The City of Napoli
This is officially my last Italy recap! All good things must come to an end– and now its back to real life, wacky DC heat waves, exorbitant pizza prices, and Starbucks house blend.
Let’s hold off just a wee bit longer though and all live a little vicariously one last time…
Friday morning, Connor and I woke up, enjoyed our last breakfast in Positano, and eventually headed out onto the road to head back to Naples.
Our first agenda was returning the car to the airport. When we booked the trip, we decided to add an additional two nights in order to give us some time to explore Naples–however, I am so, so glad we didn’t have the car beyond this point. I honestly don’t know if we would have ever found our hotel. And I’m sure I would have had a heart attack in the process.
With a bit of research before leaving, I had discovered a cute bed & breakfast called Zia Maria, which was conveniently located in the heart of Spaccanapoli, the historic center of Naples. The B&B is located on the fifth floor of an apartment building and is run by a very nice Italian couple.
Even though our taxi driver struggled a bit to find it, we eventually arrived and met the owners, who showed us to our room, which overlooked the piazza below and was within sight of the famous Duomo…
After settling ourselves in, Connor and I decided to head out and familiarize ourselves with the area. It was definitely different to suddenly be in a bustling, crowded city after spending the previous six nights in sleepy, quiet coastal towns.
Compared to other Italian cities, Naples has a reputation among Italians for being, to this day, very authentically Italian. It was surprisingly difficult to find anyone that spoke any English and we barely saw any tourists at all, which was sort of refreshing. Except for the fact that it made Connor and I stick out like sore thumbs…

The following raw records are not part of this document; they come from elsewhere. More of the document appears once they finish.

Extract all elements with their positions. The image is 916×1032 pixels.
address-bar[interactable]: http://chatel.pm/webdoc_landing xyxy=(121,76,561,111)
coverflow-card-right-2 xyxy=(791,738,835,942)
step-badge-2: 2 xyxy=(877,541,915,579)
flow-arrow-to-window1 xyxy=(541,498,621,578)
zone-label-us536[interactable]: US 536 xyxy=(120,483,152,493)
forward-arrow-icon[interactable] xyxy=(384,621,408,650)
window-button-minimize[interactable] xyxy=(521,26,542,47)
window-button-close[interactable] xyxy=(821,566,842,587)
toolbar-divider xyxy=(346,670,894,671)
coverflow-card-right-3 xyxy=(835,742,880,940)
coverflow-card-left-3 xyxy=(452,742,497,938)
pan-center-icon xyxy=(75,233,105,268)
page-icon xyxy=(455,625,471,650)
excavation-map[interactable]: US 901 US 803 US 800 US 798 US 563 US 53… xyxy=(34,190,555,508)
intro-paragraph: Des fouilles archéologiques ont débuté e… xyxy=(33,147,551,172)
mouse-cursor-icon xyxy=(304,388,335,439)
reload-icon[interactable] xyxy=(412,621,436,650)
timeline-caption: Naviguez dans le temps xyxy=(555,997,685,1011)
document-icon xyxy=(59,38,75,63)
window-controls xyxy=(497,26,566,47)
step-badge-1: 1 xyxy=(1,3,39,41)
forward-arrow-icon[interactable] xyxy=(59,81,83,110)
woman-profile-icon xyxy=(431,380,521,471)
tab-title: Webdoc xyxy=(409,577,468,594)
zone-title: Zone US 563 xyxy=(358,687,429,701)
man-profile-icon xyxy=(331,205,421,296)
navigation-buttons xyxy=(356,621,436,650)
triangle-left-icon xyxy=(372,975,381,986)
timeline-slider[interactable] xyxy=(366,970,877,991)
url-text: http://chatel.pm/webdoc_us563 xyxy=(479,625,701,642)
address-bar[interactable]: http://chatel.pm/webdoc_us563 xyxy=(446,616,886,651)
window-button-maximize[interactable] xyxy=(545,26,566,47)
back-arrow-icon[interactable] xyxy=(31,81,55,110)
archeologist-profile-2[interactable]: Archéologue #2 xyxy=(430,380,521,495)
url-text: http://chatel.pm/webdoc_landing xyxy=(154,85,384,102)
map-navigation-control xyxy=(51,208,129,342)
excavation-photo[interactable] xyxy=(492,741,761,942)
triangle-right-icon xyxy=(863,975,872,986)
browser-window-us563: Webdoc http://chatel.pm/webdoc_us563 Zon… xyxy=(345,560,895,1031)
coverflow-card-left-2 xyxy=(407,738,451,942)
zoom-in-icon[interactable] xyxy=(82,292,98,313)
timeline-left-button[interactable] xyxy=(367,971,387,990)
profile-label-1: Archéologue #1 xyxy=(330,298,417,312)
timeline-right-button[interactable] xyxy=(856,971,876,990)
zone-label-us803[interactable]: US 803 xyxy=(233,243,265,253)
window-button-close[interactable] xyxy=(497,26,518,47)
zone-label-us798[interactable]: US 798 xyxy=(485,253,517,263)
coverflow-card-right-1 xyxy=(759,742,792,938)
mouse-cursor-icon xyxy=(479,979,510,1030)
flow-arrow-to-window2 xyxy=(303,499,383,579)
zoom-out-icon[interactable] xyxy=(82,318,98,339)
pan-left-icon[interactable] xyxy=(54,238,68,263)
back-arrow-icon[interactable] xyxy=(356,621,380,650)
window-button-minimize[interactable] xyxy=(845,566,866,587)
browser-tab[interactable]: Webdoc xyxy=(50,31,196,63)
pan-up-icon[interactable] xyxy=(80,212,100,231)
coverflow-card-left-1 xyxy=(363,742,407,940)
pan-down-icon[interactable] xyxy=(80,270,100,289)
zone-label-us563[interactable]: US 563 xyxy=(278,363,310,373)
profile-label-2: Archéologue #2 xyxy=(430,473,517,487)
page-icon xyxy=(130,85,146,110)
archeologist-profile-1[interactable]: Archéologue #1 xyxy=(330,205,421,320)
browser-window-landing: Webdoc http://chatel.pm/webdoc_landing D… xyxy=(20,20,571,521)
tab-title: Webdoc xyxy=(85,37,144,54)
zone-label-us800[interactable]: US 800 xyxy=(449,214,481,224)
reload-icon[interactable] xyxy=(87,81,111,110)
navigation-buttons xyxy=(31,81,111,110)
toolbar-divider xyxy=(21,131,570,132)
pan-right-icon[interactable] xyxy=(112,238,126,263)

The historic center is full of narrow alleys and cobblestone streets. And when you look up, all you see are flags and flags of laundry hanging out to dry.
There is a lot of graffiti all over the city, but Naple’s is full of amazing architecture. And there are beautiful old churches on almost every street corner.
Including the amazing, Gesu Nuovo, which we visited later that afternoon… It actually originally used to be a fortress and was later turned into a church–and took about 40 years to build, which isn’t hard to believe once you see the inside…
After walking around a lot and visiting many of the churches and main sights, we ended up grabbing a casual lunch in a square near our B&B. Even though we saw (and smelled) pizza all around us, we forced ourselves to order something else and save our first authentic Neaopolitan pizza experience for later that night…
Soup was the perfect choice!
Eventually, we headed back to the hotel to chill and relax a bit in the afternoon. But first, we walked around and found our pizza spot for that night! Zia Maria is conveniently located right off of Via Tribunali, a road which is famous for having the best pizza places in the city. This might have factored into my B&B choice, not gonna lie.
Gino Sorbillo is the most popular spot on this street, and is considered to have some of the best, if not the best, pizza in the whole city.
We ended up heading out that night to grab a table at around 8:30 and encountered a pretty big line–but only ended up having to wait for 20 minutes or so. They actually take peoples’ names and then call them out on a loudspeaker outside the restaurant. It is a very casual pizza spot. The kind of place that serves water in plastic cups, sells cheap beer and wine, and sports a disco ball. Sorbillo sell all sorts of pizzas, but of course, we had to go with the classic margherita.
Brace yourselves for this one…
Can you hear angels singing? Because I can.
We each ordered our very own pizza and within a few minutes, they arrived at our table piping hot and flopping off of the plates. They were each at least a foot in diameter and I’m unashamed to say that I ate every last bite (yes, I was totally stuffed by the end of the meal).
Does it get any better than this?
Can I also mention that the pizzas were only 3.30 euros??!??!?!? As in, barely over FOUR DOLLARS each!!!!! There really are no words.
And yes, we went there again the next night…except that time, we encountered a street full of people waiting to be seated.
I’ve literally never seen a more crowded restaurant in my life. And they were all local Italians. So instead of waiting for probably hours, we decided to get take out (which took all of 10 minutes) and bring it back to our B&B. To mix it up, the second night we ordered simple marinaras, which are topped with sauce, oregano, and sliced garlic–no cheese. Just as good–and only 2.50 euros. Seriously, this will never cease to amaze me.
And since the pizza pictures have probably now stolen everyone’s attention, here is a quick recap of what we did the following day, before catching a very early flight home on Sunday morning.
Walked down to central Naples, where we checked out the Castel Nuovo from afar…
Before going to see the Galleria Umberto, which is basically an indoor mall, but is definitely a must-see. Look at that glass roof!
Followed by a self-guided tour of the Palazzo Reale (the Royal Palace of Naples), where we spent the next hour or so, visiting the many royal apartments and chambers…
Even though we spent only about 36 hours in Naples, I’m so glad we added those last two nights to the trip and had the chance to experience Italy in all its glory.
I hope you all enjoyed reading these last travel posts as much as I enjoyed writing (and reliving) them!